The word "scientific" has a large variety of meanings. Thus, among savants, there has been much disputation as to whether, with accuracy, history or politics or economics or sociology or "law" is or can be a science.[1] Fortunately, we are not here required to decide whether in this statute Congress intended to use "scientific" in a restricted or a latitudinarian manner. For, patently, the taxpayer's prime function is the maintenance, at a high sportsmanlike level, of the sport of dog shows and field trials. Its chief aim is to see that the dog shows are staffed by proper judges and that a fair trial is given to all entrants. However worthy this aim may be, it is not scientific. Doubtless, as plaintiff doggedly asserts, much of the data resulting from taxpayer's activities can be used scientifically by geneticists, and probably is. But that is not enough. Gambling furnished the data to Pascal and Fermat for working out the mathematical theory of probability, a theory indispensable to modern physicists. Yet no one would say that, even if today mathematicians and physicists, for their purposes, still studied what went on in gambling houses, such institutions were organized and operated for purposes "exclusively * * * scientific." The instant case cannot be distinguished — as was the Bohemian case, supra — from our decision in Jockey Club v. Helvering, 2 Cir., 76 F.2d 597.
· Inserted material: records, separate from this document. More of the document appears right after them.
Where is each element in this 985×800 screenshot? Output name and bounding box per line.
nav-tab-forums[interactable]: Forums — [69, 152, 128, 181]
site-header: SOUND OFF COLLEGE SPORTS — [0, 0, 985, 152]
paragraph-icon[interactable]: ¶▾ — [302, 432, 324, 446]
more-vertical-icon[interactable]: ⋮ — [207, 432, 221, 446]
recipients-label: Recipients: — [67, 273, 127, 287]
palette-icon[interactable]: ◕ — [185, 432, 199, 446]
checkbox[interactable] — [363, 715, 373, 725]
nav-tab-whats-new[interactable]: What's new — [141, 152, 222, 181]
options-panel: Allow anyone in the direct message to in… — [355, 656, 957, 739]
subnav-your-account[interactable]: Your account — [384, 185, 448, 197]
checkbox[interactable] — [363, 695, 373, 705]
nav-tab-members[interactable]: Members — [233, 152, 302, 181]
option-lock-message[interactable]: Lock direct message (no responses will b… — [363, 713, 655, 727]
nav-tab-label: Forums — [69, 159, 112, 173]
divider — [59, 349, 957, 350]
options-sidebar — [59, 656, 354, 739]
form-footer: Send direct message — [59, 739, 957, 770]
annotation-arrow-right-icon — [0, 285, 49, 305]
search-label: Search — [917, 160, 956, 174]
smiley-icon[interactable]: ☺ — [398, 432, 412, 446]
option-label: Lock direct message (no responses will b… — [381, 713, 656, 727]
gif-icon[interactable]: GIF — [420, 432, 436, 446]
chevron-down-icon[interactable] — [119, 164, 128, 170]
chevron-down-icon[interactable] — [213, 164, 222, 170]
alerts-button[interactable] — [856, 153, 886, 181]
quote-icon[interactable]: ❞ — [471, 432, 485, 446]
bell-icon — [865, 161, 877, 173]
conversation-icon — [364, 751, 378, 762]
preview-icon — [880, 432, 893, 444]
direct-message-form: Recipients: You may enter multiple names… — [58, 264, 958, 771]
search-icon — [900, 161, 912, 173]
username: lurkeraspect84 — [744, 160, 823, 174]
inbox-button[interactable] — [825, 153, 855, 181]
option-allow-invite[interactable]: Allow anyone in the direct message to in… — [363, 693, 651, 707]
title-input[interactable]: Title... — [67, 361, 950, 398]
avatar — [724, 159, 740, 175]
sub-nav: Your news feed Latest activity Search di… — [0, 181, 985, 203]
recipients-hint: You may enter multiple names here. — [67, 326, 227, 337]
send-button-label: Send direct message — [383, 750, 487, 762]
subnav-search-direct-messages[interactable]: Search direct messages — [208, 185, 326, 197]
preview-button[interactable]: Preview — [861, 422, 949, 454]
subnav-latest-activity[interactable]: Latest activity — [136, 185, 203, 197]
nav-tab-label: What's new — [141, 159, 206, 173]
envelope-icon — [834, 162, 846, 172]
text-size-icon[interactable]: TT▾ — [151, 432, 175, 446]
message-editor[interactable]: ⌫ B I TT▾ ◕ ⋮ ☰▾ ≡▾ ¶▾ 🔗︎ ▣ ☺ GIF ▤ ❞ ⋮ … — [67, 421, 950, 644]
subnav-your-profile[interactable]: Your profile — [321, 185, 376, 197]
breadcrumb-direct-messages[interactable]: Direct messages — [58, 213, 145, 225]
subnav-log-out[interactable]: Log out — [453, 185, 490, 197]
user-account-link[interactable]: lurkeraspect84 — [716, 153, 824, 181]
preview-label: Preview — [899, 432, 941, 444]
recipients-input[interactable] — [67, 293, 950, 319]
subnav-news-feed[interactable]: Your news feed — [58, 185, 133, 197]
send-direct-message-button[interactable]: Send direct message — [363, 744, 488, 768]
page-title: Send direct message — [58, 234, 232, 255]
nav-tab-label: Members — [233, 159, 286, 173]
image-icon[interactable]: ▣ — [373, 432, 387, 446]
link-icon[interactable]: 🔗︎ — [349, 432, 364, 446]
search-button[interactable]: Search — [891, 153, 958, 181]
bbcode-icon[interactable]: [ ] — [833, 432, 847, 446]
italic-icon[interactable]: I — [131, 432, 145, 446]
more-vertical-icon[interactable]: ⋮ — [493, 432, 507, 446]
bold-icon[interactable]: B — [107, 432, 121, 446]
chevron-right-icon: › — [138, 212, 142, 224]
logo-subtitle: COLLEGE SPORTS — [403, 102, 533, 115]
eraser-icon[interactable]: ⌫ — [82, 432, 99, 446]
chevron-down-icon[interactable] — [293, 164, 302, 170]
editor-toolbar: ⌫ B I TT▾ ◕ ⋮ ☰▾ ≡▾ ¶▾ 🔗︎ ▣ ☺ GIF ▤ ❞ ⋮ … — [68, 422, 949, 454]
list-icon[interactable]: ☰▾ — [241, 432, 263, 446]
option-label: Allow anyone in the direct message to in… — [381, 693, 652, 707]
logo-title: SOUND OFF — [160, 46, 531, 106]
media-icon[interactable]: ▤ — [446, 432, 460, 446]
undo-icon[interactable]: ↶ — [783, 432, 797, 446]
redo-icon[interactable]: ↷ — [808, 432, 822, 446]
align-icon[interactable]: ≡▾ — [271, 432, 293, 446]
2. Nor can an exemption be justified under § 101(7). Taxpayer is not a business league. The clubs which make up taxpayer's membership are primarily interested in sport, not in business. Thus, though the plaintiff is a league of clubs, it surely is not a league of business clubs.

3. Our decision of the foregoing questions avoids the necessity of determining whether, under §§ 101(6) or 101(7), any of the profit inured to the benefit of the members.

Affirmed.

NOTES

[1] For recent discussions, see, e.g., Kaufmann, Methodology of The Social Sciences (1944); Neurath, Foundations of The Social Sciences, in International Encyclopedia of Unified Science, Vol. II, No. 1 (1944); Cohen and Nagel, Logic and Scientific Method (1936) Ch. XVII.